If you’re wondering why this nation’s environmental laws aren’t implemented coherently or consistently, grab David Schoenbrod’s latest, Saving Our Environment from Washington.
From a Natural Resources Defense attorney turned Yale law professor, the book is part memoir, part manifesto. And considering the potentially boring topic, Schoenbrod does an excellent job of explaining how laws such as the Clean Air Act came into being, what’s happened to them in the past 35 years, and how they could be more effective.
According to Schoenbrod, when Congress created the U.S. Environmental Protection Agency, it gave the agency an extraordinary amount of responsibility, but very little power. He cites lead as an example: "Only by delegating their lawmaking responsibilities to the EPA could legislators take credit with voters for protecting health yet curry favor with the corporations that put lead in gasoline." The entire system would work better if those who set policy were accountable to the public, he says; that’s why lawmakers, rather than agency bureaucrats or political appointees, should be responsible for environmental policy.

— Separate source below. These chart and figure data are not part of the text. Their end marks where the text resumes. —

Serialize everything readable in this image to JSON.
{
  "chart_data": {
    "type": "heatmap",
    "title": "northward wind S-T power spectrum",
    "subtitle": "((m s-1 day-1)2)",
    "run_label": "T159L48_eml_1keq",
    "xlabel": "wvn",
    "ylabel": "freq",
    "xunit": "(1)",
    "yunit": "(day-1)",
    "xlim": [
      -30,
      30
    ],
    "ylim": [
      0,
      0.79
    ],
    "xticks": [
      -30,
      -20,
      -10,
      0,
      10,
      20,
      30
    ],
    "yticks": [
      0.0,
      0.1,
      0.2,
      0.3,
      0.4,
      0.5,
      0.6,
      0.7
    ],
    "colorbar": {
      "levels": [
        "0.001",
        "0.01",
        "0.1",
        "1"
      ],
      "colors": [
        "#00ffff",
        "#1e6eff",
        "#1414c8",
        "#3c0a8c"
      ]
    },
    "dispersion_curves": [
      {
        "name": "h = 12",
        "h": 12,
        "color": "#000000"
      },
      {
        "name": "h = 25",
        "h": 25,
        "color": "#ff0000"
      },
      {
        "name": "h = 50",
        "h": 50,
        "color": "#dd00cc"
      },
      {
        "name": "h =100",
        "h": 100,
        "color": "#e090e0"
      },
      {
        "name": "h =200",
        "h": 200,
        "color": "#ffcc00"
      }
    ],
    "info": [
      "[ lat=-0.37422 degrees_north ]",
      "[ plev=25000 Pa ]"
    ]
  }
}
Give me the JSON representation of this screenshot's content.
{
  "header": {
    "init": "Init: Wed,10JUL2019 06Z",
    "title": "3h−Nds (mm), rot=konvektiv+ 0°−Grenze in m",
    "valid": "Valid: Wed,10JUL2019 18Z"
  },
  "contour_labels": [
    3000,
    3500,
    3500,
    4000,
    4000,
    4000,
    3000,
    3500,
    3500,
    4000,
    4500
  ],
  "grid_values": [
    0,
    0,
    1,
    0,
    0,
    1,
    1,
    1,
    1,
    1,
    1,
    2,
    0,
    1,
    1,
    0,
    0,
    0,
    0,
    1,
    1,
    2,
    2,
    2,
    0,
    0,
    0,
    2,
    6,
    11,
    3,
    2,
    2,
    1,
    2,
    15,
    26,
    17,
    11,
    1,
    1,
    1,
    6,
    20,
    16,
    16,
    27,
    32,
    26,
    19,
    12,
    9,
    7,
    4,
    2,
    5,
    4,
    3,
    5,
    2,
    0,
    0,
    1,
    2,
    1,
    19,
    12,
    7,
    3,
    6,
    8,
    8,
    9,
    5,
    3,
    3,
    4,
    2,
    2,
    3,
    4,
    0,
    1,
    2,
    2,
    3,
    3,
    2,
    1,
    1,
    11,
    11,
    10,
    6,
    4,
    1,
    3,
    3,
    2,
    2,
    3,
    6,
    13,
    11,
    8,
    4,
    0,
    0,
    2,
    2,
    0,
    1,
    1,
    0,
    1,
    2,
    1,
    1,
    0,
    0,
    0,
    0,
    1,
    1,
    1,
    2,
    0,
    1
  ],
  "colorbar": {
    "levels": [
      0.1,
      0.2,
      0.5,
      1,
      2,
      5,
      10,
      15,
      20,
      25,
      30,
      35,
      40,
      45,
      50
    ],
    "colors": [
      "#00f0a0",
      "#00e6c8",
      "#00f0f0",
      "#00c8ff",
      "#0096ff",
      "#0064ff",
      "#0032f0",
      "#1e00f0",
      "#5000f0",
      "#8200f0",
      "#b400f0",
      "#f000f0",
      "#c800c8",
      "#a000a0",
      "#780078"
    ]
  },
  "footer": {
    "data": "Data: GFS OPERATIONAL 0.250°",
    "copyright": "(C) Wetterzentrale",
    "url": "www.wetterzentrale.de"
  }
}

Rather than delving into the Bush administration, Schoenbrod takes a long view of the agency — and his often-surprising perspectives prevent this book from becoming a Red versus Blue look at environmental protection. He explains why the agency relies more often on politics rather than science in its policy-making (because the science of describing risk is so uncertain, political decisions are easier to make than those based on science).
What keeps this book from becoming a rant is Schoenbrod’s basic optimism: In the end, it will be ordinary people, holding their lawmakers accountable, who protect the environment.
Saving Our Environment from Washington: How Congress Grabs Power, Shirks Responsibility and Shortchanges the People
304 pages, hardcover: $28. Yale University Press, 2005.